I do not doubt that both sides produced men of bravery and skill as both officers and enlisted men. That much is obvious. But building an army is not about just that. It is about logistics and organization and experience and training and a host of other things. Simply learning how to keep a large force together in camp is a sore trial: note the massive losses to disease in the opening months of the war, largely preventable with experienced officers and non-coms, training, experience, organization and medical expertise.
In the European militaries of the mid-Nineteenth Century, it was generally assumed it took about six months to train a raw recruit into an acceptable infantryman; 12-18 months for a cavalryman -- 24 months if the cavalryman was a lancer; about 12 months for an artilleryman. That is for armies with a large and experienced organization, used to turning raw recruits into soldiers. The US Army of 1861 is not that. They are only about 16,000 strong on January 1; some 1100 are interned in Texas at the start of the war; about 30% of the officers resign or leave to "go South" when the war comes. Almost all of them are between the Mississippi and the Pacific, and so out-of-reach for months. Experienced officers and men are scattered about to try to get the raw men into some kind of shape, to build organizations, to put the Army together.
Without all the preparation and training, without the support organization, without the experience, a raw army can fall apart and lose a large part of its' strength simply making an unopposed march. Men become sick or crippled up; horses break down and become worthless; troops starve within a few miles of food; ammo is never near when you need it.
That, in a nutshell, is why we see so little in the way of combat in 1861. The armies are training up and organizing. Any attempt at fighting is disjointed and falls into disarray (see 1st Bull Run).
They are still disjointed and mistake prone in early 1862, but much better than in 1861. The early battles show brave men learning the trade in battle -- always a bloody and painful experience (Mill Springs, Henry & Donelson, Shiloh, Seven Pines, the Seven Days, Pea Ridge ...). By the second half, Lee and McClellan have the troops up to better standards and the mistakes start to become battlefield leadership instead of organizational incompetency (Pope and McDowell at 2nd Bull Run, McClellan at Antietam, Burnisde at Fredericksburg, etc.)
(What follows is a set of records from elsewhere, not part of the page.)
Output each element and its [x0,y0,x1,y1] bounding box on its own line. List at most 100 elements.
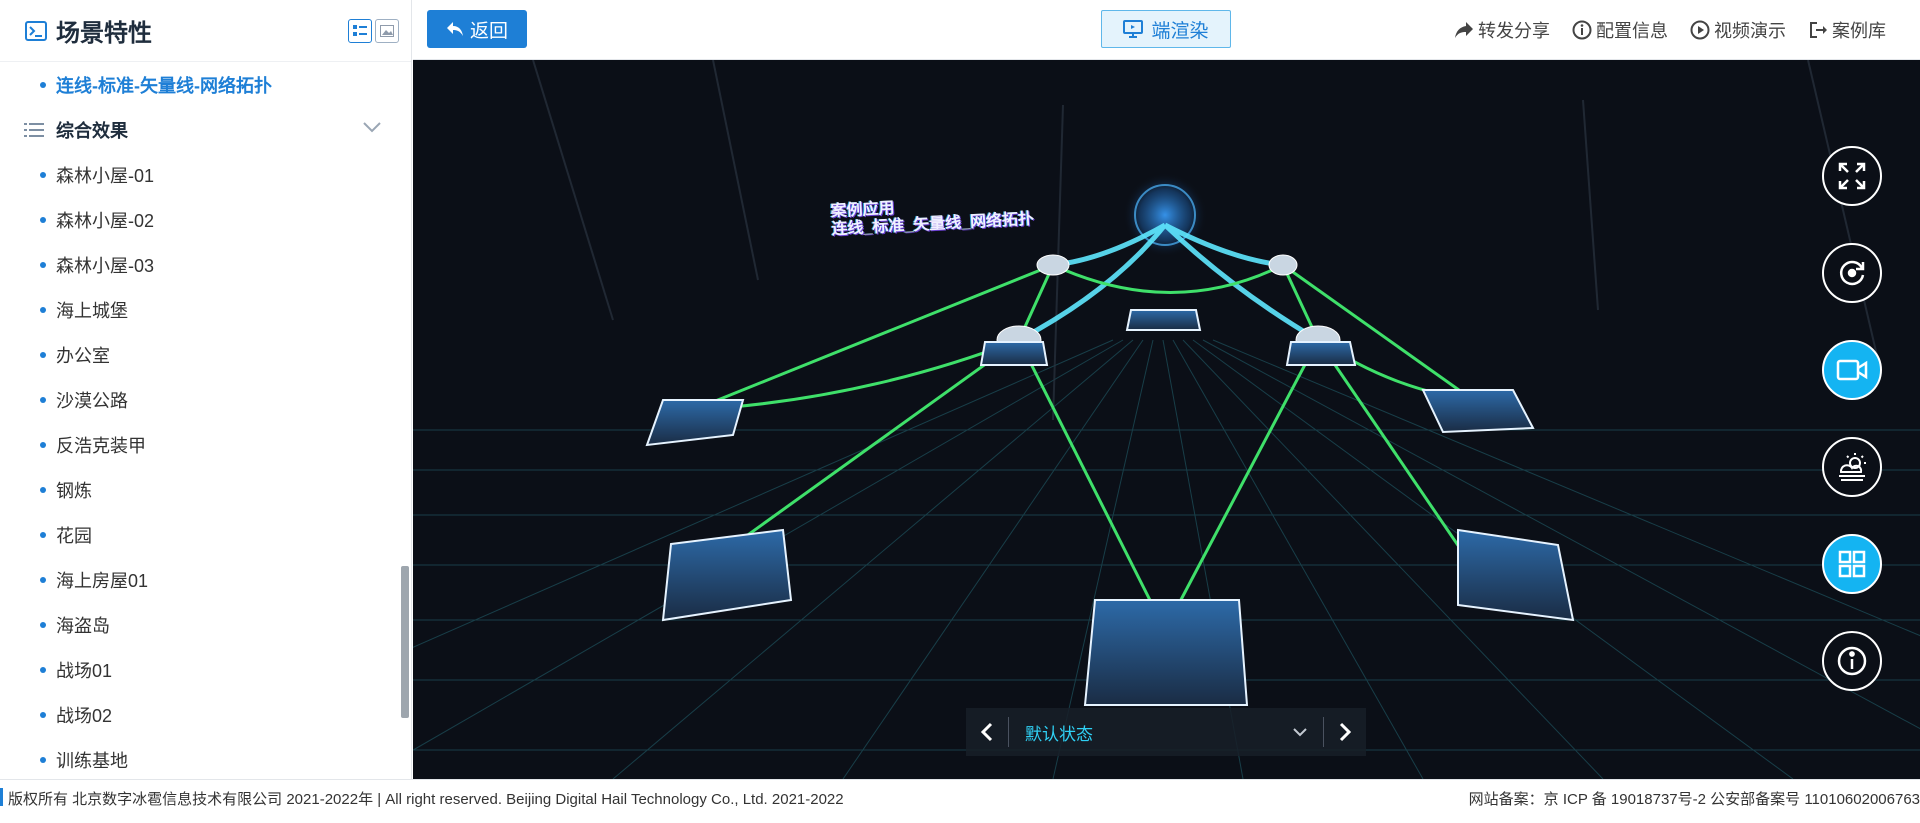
render-button[interactable]: 端渲染 [1101,10,1231,48]
router-nodes [996,254,1341,355]
sidebar-item-desert-road[interactable]: 沙漠公路 [0,377,401,422]
fullscreen-icon [1838,162,1866,190]
scene-canvas[interactable] [413,60,1920,779]
sidebar-item-label: 战场02 [56,705,113,726]
scene-viewport[interactable]: 案例应用 连线_标准_矢量线_网络拓扑 默认状态 [413,60,1920,779]
footer-accent-bar [0,788,3,806]
share-icon [1455,22,1473,38]
layout-grid-button[interactable] [1822,534,1882,594]
sidebar-menu: 连线-标准-矢量线-网络拓扑 综合效果 森林小屋-01 森林小屋-02 森林小屋… [0,62,401,779]
sidebar-title: 场景特性 [56,20,152,47]
sidebar-group-combined-effects[interactable]: 综合效果 [0,107,401,152]
video-demo-label: 视频演示 [1714,21,1786,41]
sidebar-item-forest-cabin-02[interactable]: 森林小屋-02 [0,197,401,242]
bullet [40,351,46,358]
sidebar-item-training-base[interactable]: 训练基地 [0,737,401,779]
next-state-button[interactable] [1324,708,1366,756]
sidebar-scrollbar[interactable] [401,566,409,718]
case-library-label: 案例库 [1832,21,1886,41]
sidebar-item-sea-castle[interactable]: 海上城堡 [0,287,401,332]
prev-state-button[interactable] [966,708,1008,756]
bullet [40,306,46,313]
sidebar-item-battlefield-02[interactable]: 战场02 [0,692,401,737]
sidebar-header: 场景特性 [0,0,411,62]
weather-button[interactable] [1822,437,1882,497]
topbar: 返回 端渲染 转发分享 配置信息 视频演示 案例库 [413,0,1920,60]
undo-arrow-icon [446,22,463,36]
bullet [40,756,46,763]
sidebar-item-label: 钢炼 [56,480,92,501]
fullscreen-button[interactable] [1822,146,1882,206]
weather-icon [1839,453,1866,481]
icp-record-text[interactable]: 网站备案：京 ICP 备 19018737号-2 公安部备案号 11010602… [1469,788,1920,809]
bullet [40,81,46,88]
side-controls [1822,146,1882,691]
sidebar-item-label: 反浩克装甲 [56,435,146,456]
grid-icon [1838,550,1866,578]
network-links [692,263,1474,631]
sidebar-item-label: 连线-标准-矢量线-网络拓扑 [56,75,272,96]
video-demo-button[interactable]: 视频演示 [1690,17,1786,43]
sidebar-item-label: 森林小屋-03 [56,255,155,276]
sidebar-item-label: 森林小屋-01 [56,165,155,186]
bullet [40,666,46,673]
view-toggle [348,19,399,43]
sidebar-item-hulkbuster[interactable]: 反浩克装甲 [0,422,401,467]
sidebar-group-label: 综合效果 [56,120,128,141]
bullet [40,621,46,628]
render-button-label: 端渲染 [1151,20,1209,42]
sidebar-item-network-topology[interactable]: 连线-标准-矢量线-网络拓扑 [0,62,401,107]
sidebar-item-label: 森林小屋-02 [56,210,155,231]
image-view-icon[interactable] [375,19,399,43]
bullet [40,531,46,538]
info-icon [1837,646,1867,676]
play-icon [1690,20,1710,40]
sidebar-item-forest-cabin-01[interactable]: 森林小屋-01 [0,152,401,197]
bullet [40,216,46,223]
back-button-label: 返回 [469,20,508,42]
chevron-down-icon [1293,728,1307,737]
sidebar-item-forest-cabin-03[interactable]: 森林小屋-03 [0,242,401,287]
terminal-icon [25,20,47,41]
info-button[interactable] [1822,631,1882,691]
sidebar-item-office[interactable]: 办公室 [0,332,401,377]
footer: 版权所有 北京数字冰雹信息技术有限公司 2021-2022年 | All rig… [0,779,1920,823]
bullet [40,261,46,268]
sidebar-item-pirate-island[interactable]: 海盗岛 [0,602,401,647]
bullet [40,576,46,583]
bullet [40,171,46,178]
config-info-label: 配置信息 [1596,21,1668,41]
state-select[interactable]: 默认状态 [1009,708,1323,756]
sidebar-item-label: 办公室 [56,345,110,366]
rotate-icon [1839,260,1865,286]
list-view-icon[interactable] [348,19,372,43]
share-button[interactable]: 转发分享 [1454,17,1550,43]
sidebar-item-label: 训练基地 [56,750,128,771]
sidebar-item-battlefield-01[interactable]: 战场01 [0,647,401,692]
info-icon [1572,20,1592,40]
share-label: 转发分享 [1478,21,1550,41]
background-beams [532,60,1879,421]
bullet [40,441,46,448]
bullet [40,396,46,403]
case-library-button[interactable]: 案例库 [1808,17,1886,43]
sidebar-item-label: 海盗岛 [56,615,110,636]
rotate-button[interactable] [1822,243,1882,303]
sidebar-item-label: 花园 [56,525,92,546]
exit-icon [1810,22,1827,38]
sidebar-item-garden[interactable]: 花园 [0,512,401,557]
chevron-down-icon [363,122,381,133]
bullet [40,486,46,493]
copyright-text: 版权所有 北京数字冰雹信息技术有限公司 2021-2022年 | All rig… [8,791,844,808]
sidebar-item-steel[interactable]: 钢炼 [0,467,401,512]
config-info-button[interactable]: 配置信息 [1572,17,1668,43]
back-button[interactable]: 返回 [427,10,527,48]
chevron-left-icon [981,722,993,742]
top-actions: 转发分享 配置信息 视频演示 案例库 [1454,0,1886,60]
camera-button[interactable] [1822,340,1882,400]
sidebar: 场景特性 连线-标准-矢量线-网络拓扑 综合效果 森林小屋-01 森林小屋-02 [0,0,412,779]
bullet [40,711,46,718]
state-select-value: 默认状态 [1025,724,1093,744]
sidebar-item-label: 沙漠公路 [56,390,128,411]
sidebar-item-sea-house-01[interactable]: 海上房屋01 [0,557,401,602]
In 1863, actual organizationally-competent armies have appeared, often with not-only-brave-but-competent leadership. Now we see battles of operational and tactical skill fought by worthy opponents: Chancellorsville, Gettysburg, Stones River, Tullahoma, the Vicksburg Campaign, Chickamauga, Chattanooga, Mine Run ... Somewhere in here the last real chance for the Confederacy to win disappeared, probably between the moment when Grant crossed the Mississippi and when Bragg failed to do something with his victory at Chickamauga.
After that, the South can only hope for a war-weary North to throw in the towel and stop trying to win. The 1864 campaigns are all about that: can the South hold on long enough to defeat Lincoln at the polls and get a Democrat in committed to ending the fighting (I don't think McClellan would have, but they could hope.)
But in late 1862 or early 1863, it is possible to picture some grand Confederate victory that would have broken the Union spirit: a better Chancellorsville, a smarter Pemberton, a Bragg-led force that actually does something victorious in Kentucky or smashes Rosecran at Murfreesborough, a luckier Lee who does something great in Maryland in September 1862. It just didn't come off. By late 1863 the sheer weight of the Union resources (men and material), organized and applied with skill, was beginning to become too much.